“I don’t … because”

One recent Sunday I was dancing around the Blockhouse Bay Boating Club exploring the rhythm of “flow”. It was very wet outside and as I glanced down at the pile of shoes I was amazed to see a pair of jandals amidst the boots and shoes. My mind went, ‘I don’t wear jandals in the rain because they flick up mud and water as I walk onto my trousers.” Well really!
How the mind can go to odd places and of course the implication was how silly the jandals owners were to be wearing jandals on a day like this. This meant the observer I am was far too sensible to do something that silly.
As I returned to the dance I made a mental note to further explore what other “I don’ts” I and others might have that trip us up, perhaps prevent us fully participating in our lives and may have us sit in unnecessary judgement of others.

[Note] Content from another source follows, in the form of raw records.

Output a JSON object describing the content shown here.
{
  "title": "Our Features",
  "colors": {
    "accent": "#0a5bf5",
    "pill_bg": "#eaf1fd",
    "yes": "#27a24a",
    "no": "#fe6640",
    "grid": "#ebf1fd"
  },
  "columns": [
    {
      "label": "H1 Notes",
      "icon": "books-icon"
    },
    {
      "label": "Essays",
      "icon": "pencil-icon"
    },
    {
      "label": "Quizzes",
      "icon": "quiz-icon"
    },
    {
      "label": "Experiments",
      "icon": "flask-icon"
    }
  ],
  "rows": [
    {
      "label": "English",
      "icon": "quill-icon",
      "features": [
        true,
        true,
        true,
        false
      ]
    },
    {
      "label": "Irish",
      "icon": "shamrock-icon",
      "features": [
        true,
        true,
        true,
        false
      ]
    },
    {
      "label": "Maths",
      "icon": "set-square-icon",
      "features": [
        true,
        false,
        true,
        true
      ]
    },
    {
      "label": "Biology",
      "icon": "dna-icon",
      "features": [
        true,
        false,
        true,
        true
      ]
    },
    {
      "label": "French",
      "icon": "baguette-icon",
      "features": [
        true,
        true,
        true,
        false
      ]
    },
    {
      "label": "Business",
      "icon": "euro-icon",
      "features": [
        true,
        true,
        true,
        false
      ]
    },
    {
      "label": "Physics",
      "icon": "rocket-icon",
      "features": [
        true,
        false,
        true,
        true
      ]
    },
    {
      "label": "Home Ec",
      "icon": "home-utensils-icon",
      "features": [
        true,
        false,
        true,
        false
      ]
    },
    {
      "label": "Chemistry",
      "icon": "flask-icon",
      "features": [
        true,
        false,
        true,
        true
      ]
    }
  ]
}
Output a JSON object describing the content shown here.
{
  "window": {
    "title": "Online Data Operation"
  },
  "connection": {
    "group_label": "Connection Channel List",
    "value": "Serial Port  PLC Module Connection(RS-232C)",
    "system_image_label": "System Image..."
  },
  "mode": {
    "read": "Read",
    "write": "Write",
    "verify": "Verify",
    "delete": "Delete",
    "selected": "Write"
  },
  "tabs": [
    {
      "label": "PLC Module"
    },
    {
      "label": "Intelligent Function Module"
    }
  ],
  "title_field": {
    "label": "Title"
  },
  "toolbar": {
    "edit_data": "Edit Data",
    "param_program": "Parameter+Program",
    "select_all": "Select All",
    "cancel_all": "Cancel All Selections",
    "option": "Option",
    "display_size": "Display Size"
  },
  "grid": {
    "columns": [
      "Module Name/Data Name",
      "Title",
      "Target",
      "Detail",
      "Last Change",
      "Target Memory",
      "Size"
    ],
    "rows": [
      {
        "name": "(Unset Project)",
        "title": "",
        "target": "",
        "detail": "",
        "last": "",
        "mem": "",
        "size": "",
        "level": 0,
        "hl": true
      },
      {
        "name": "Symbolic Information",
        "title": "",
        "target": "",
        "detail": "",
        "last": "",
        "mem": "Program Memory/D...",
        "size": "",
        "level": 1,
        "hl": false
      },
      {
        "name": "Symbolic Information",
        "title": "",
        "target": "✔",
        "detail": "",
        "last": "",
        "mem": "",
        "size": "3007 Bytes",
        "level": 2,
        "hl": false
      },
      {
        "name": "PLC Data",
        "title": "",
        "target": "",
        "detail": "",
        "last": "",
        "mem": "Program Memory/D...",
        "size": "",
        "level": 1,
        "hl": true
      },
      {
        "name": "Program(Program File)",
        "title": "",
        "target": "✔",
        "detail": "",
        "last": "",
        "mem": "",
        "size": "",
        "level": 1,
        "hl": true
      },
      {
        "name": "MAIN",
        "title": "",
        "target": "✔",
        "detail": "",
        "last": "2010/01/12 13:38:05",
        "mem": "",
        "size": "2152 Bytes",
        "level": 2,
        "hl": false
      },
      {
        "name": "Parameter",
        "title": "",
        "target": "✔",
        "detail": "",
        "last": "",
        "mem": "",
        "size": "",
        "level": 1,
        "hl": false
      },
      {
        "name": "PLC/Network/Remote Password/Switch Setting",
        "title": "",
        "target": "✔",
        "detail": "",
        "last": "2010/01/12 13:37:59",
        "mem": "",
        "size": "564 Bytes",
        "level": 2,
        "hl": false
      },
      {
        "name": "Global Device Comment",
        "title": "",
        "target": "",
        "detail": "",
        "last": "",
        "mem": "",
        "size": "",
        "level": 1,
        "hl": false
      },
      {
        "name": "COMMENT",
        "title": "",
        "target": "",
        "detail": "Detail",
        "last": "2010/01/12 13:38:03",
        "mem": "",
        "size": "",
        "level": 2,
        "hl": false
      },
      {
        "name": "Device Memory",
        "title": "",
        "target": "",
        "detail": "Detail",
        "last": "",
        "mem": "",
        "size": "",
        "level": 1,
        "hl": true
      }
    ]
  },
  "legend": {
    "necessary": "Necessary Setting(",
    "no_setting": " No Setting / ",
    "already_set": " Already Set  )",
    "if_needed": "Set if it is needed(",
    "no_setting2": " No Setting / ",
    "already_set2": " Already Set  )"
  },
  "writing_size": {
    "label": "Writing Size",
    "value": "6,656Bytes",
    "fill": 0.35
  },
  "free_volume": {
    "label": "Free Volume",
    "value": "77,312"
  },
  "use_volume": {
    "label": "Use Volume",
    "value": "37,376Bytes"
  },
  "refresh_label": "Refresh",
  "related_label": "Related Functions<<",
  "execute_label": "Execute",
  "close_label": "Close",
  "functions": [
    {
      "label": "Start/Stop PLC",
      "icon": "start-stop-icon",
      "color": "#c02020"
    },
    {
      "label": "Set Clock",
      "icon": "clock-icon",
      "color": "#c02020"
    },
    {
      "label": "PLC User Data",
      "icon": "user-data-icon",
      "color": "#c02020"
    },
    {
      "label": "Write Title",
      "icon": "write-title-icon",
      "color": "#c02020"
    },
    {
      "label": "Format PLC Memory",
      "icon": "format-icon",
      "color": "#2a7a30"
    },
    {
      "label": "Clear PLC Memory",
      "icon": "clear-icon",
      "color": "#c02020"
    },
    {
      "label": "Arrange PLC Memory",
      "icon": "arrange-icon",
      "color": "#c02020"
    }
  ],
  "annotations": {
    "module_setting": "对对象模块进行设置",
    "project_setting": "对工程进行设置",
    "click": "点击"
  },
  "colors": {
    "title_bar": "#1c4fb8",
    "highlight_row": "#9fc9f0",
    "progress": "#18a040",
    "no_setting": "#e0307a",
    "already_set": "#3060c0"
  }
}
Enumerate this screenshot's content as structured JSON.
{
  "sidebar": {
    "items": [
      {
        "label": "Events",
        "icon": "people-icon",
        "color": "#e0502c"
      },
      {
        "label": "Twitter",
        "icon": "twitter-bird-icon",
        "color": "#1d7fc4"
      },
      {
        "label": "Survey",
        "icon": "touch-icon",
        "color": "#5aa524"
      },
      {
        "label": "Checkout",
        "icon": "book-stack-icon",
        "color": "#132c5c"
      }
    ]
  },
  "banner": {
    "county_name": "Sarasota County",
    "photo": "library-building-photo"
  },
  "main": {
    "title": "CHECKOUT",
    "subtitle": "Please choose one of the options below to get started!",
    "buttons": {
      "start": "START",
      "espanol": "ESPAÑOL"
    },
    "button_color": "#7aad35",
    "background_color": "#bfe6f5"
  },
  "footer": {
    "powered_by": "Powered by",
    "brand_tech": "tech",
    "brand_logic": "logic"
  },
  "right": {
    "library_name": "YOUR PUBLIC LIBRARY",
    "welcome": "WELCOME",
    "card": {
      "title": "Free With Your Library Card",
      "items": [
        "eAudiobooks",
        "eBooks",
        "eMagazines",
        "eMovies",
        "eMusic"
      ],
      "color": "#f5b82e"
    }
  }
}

The very next weekend a friend announced as we were driving from west to east in Auckland to go to Parnell that she ‘didn’t go the port way because she didn’t feel comfortable about the lanes to use.” So she would go the longer way to avoid confusion! And yes you are right we coached her, in heavy rain again, how to use the port way with much hilarity as I shared my jandals story.
What are your “I don’ts … because”?
They are not necessarily invalid or foolish but unexamined can really remove us from living fully. The prudent ones prevent misery and mayhem – “I don’t drink and drive because …” but what about “I don’t talk to people like that because …” or “I don’t go here or eat things like that because …”
Very similar to I don’t is I can’t or I couldn’t possibly. “I can’t apply for that position because I don’t have everything they are looking for.” Or the heartbreaking “I can’t go to heaven because I’m not good enough for God” from an elderly relative a number of years ago.
As I have commented before we all make assessments in these ways all the time. The issue is not the making of the assessments. The issue lies with not checking them out and going, “well who says so and is this still so?” This gives us the opportunity to check our assessments out and just maybe make a different choice or be very clear in our original “I don’t” – so no jandals in the rain for me.
Arohanui Kerry-Ann (www.kerryannstanton.com)

PS – what I did do as a child was walk home from school on really rainy days barefoot in the overflowing gutters – such remembered bliss. So in a really heavy rain storm the other day I walked (with my walking shoes on – broken glass you understand) through flooding gutters, water gushing everywhere. Still feels good.